Wednesday, July 8, 2009

Still Waiting




Justin Long who has been a part of great hits like "Alvin and the Chipmunks," "Herbie; Full loaded" and "Zack and Miri make a porno" has described himself as being embarassed to be a part of the recent "Still Waiting," a straight to dvd feature. "Still Waiting," is a sequel to the popular "Waiting" a movie that follows a day in a chain restaraunt. The sequel is much like the first but its plot meanders, which is difficult as there is hardly a part to begin with. Something about a hooters type place competing with a nearby restaurant and a pathetic manager.

There aren't many working movies anymore. There are no more 9-5 movies nor any other movies that I can think of that depict the working life. Working life has eroded not only from film but from literature.

I was going to write more about this movie, both the sequel and this one but decided it was too depressing.

Saturday, July 4, 2009

Affairs of states

The days slide by and I haven't been posting. Part of that is a lack of discipline. I'll go to the gym everyday but I won't write everyday. How will I ever make any progress with the literary craft if I don't jot down a few things? Although in my defense I have been working on short stories that I haven't been posting. I'm pretty excited about them. I am rather unexcited about the recent string of blog posts I've been doing about the hipster kids in SF. I've found that hipsters are boring. Hipsters are young people who emulate the people that are actually doing things, the people making music, art, writing etc.

I have been reading a fair amount which is always nice. I recently went through a horde of China Mieville's work. Mieville writes dark fantasy, weird sci fi or some other genre. His work is a mix of fantasy and sci fi. His latest novel is hands down his best. I don't really like Mieville's writing style. It is belligerent and slow to come to meaning, but what he lacks in technical ability he makes up in imagination. The City and the City is his latest. Its about two cities that inhabit the same geographic location but are considered two separate locations. Residents of one city teach themselves not to see the residents, streets, and vehicles of the other city. They do this by recognizing only their own cultural signs and ignoring the other city's. A murder happens and a detective has to cross the border. Its a really great idea. The plot is so so, but the idea really carries it. Along with The City and the City I read a series of his short stories which were good.
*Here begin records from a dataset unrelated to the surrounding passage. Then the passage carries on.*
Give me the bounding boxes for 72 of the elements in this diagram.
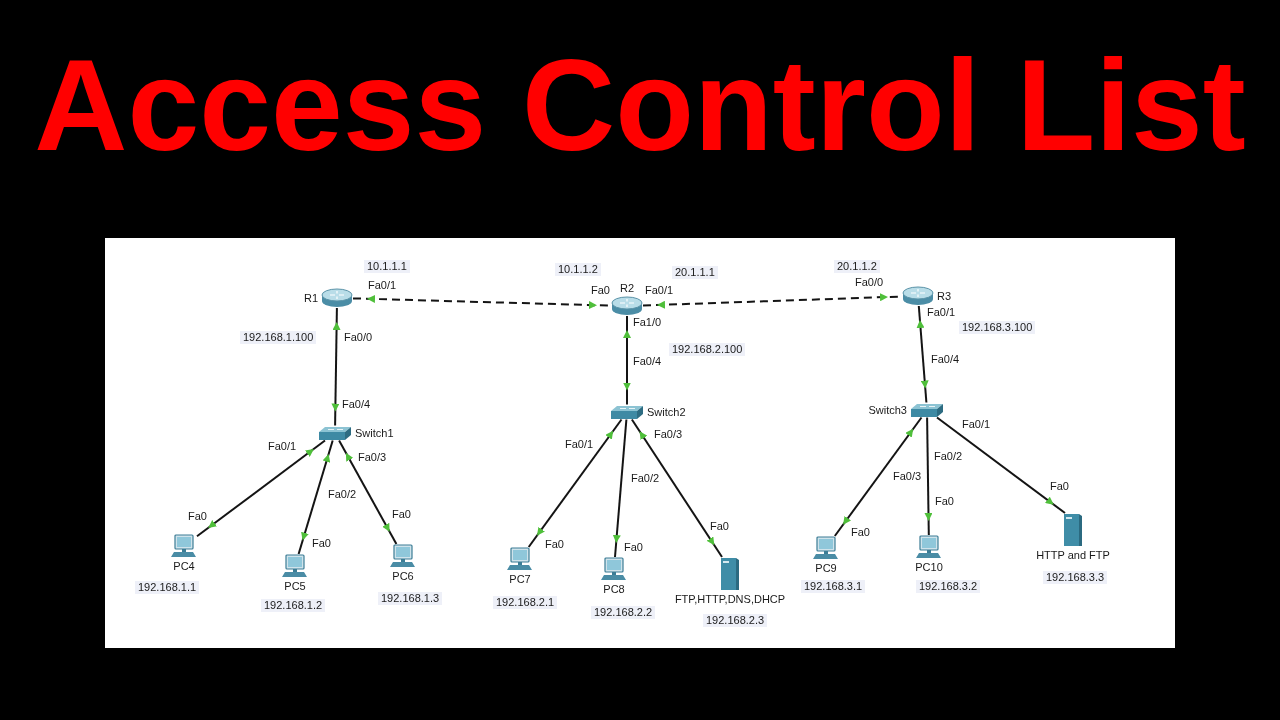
- connection-line: [924, 416, 933, 536]
- port-label: Fa0/4: [931, 353, 960, 366]
- ip-address-label: 192.168.2.100: [669, 343, 746, 356]
- device-label: FTP,HTTP,DNS,DHCP: [674, 593, 786, 606]
- device-label: R2: [619, 282, 635, 295]
- port-label: Fa0: [935, 495, 954, 508]
- device-label: Switch2: [647, 405, 686, 419]
- port-label: Fa0: [392, 508, 411, 521]
- ip-address-label: 192.168.1.3: [378, 592, 443, 605]
- port-label: Fa0: [591, 284, 610, 297]
- device-label: PC6: [392, 570, 414, 583]
- device-label: PC9: [815, 562, 837, 575]
- connection-line: [623, 315, 631, 406]
- port-label: Fa0/2: [934, 450, 963, 463]
- device-label: Switch1: [355, 426, 394, 440]
- port-label: Fa0/2: [328, 488, 357, 501]
- device-label: PC10: [915, 561, 943, 574]
- ip-address-label: 192.168.1.100: [240, 331, 317, 344]
- ip-address-label: 192.168.2.2: [591, 606, 656, 619]
- device-label: Switch3: [868, 403, 907, 417]
- device-label: PC5: [284, 580, 306, 593]
- port-label: Fa0/3: [358, 451, 387, 464]
- port-label: Fa0: [312, 537, 331, 550]
- ip-address-label: 192.168.2.3: [703, 614, 768, 627]
- device-label: PC7: [509, 573, 531, 586]
- device-label: HTTP and FTP: [1036, 549, 1110, 562]
- device-label: R1: [303, 291, 318, 305]
- port-label: Fa0/0: [855, 276, 884, 289]
- ip-address-label: 10.1.1.1: [364, 260, 410, 273]
- port-label: Fa0/1: [962, 418, 991, 431]
- port-label: Fa0/4: [342, 398, 371, 411]
- ip-address-label: 192.168.3.1: [801, 580, 866, 593]
- port-label: Fa0/3: [893, 470, 922, 483]
- port-label: Fa0: [545, 538, 564, 551]
- connection-line: [527, 418, 623, 548]
- port-label: Fa0/3: [654, 428, 683, 441]
- port-label: Fa0: [188, 510, 207, 523]
- connection-line: [331, 307, 341, 427]
- port-label: Fa0/1: [368, 279, 397, 292]
- ip-address-label: 20.1.1.2: [834, 260, 880, 273]
- device-label: R3: [937, 289, 952, 303]
- port-label: Fa0: [710, 520, 729, 533]
- ip-address-label: 20.1.1.1: [672, 266, 718, 279]
- port-label: Fa0/2: [631, 472, 660, 485]
- connection-line: [297, 439, 334, 555]
- ip-address-label: 192.168.2.1: [493, 596, 558, 609]
- connection-line: [833, 416, 923, 537]
- title: Access Control List: [34, 41, 1246, 170]
- port-label: Fa0/0: [344, 331, 373, 344]
- port-label: Fa0: [851, 526, 870, 539]
- ip-address-label: 192.168.3.3: [1043, 571, 1108, 584]
- port-label: Fa0/1: [645, 284, 674, 297]
- port-label: Fa0: [624, 541, 643, 554]
- connection-line: [916, 305, 929, 404]
- port-label: Fa1/0: [633, 316, 662, 329]
- connection-line: [338, 439, 398, 545]
- ip-address-label: 192.168.3.100: [959, 321, 1036, 334]
- connection-line: [612, 418, 628, 558]
- device-label: PC4: [173, 560, 195, 573]
- port-label: Fa0: [1050, 480, 1069, 493]
- port-label: Fa0/1: [268, 440, 297, 453]
- ip-address-label: 10.1.1.2: [555, 263, 601, 276]
- ip-address-label: 192.168.1.2: [261, 599, 326, 612]
- port-label: Fa0/4: [633, 355, 662, 368]
- connection-line: [196, 439, 326, 538]
- ip-address-label: 192.168.1.1: [135, 581, 200, 594]
- device-label: PC8: [603, 583, 625, 596]
- ip-address-label: 192.168.3.2: [916, 580, 981, 593]
- port-label: Fa0/1: [927, 306, 956, 319]
- port-label: Fa0/1: [565, 438, 594, 451]
- connection-line: [630, 418, 723, 558]
- connection-line: [936, 416, 1066, 514]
The collection is called "Looking for Jake." The novella called "The tain," is excellent along with a story called Varmint way. I think its called varmint way at least. The latter story is about disappearing streets. A street will come into existence for a little while and then vanish. The story is told well, using a series of letters that accidentally were delivered to Mieville.
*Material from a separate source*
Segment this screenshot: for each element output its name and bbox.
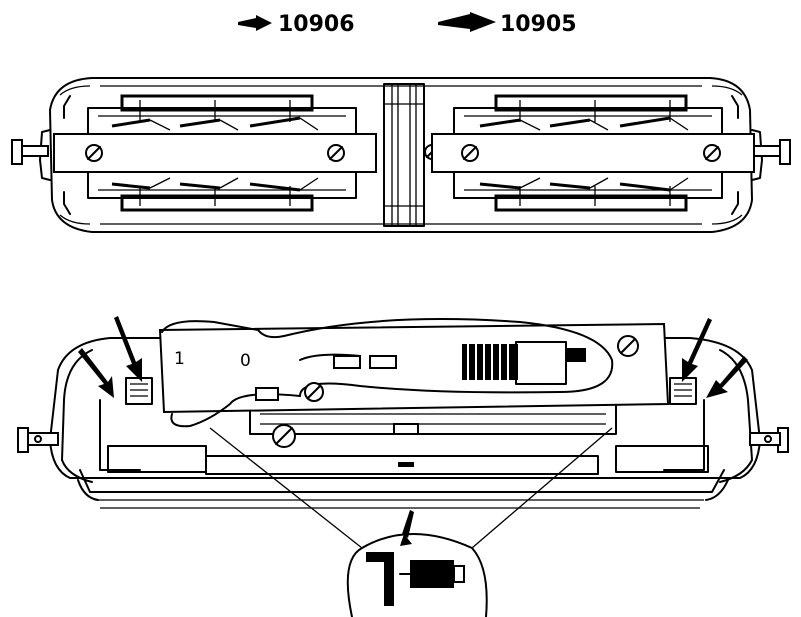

While I've been reading a lot I've also caught most of the summers blockbusters, "The Hangover," "Transformers," "Drag me to Hell," and "Terminator: Salvation." The two best were "The Hangover," and "Drag me to Hell." The former was great with this bearded dude who does awkward humor. Awkward style humor is becoming quite popular. People like watching other people feel uncomfortable and they like watching people cross cultural boundaries. One of the opening scenes in "The Hangover," has the bearded dude wearing a jock strap and hugging his soon to be brother in law. Laughter from the crowd emitted as the odd incest, homosexual, and undergarment taboos were slightly breached. The latter movie, "Drag me to Hell," was one of the scariest.... no scratch that frightening movies I've seen in quite some time. The movie surprised me continually, but didn't necessarily scare me. The film weds in a good sense of kitschy-humor into its macabre moments. There is a great scene involving a stapler and a car fight along with some great gross out moments.

In other news I've added a new link to my blogroll. I was checking it out last night and its called bldgblog. Its about architecture, space and that sort of shit. Looks good. I look forward to following it. Check it out.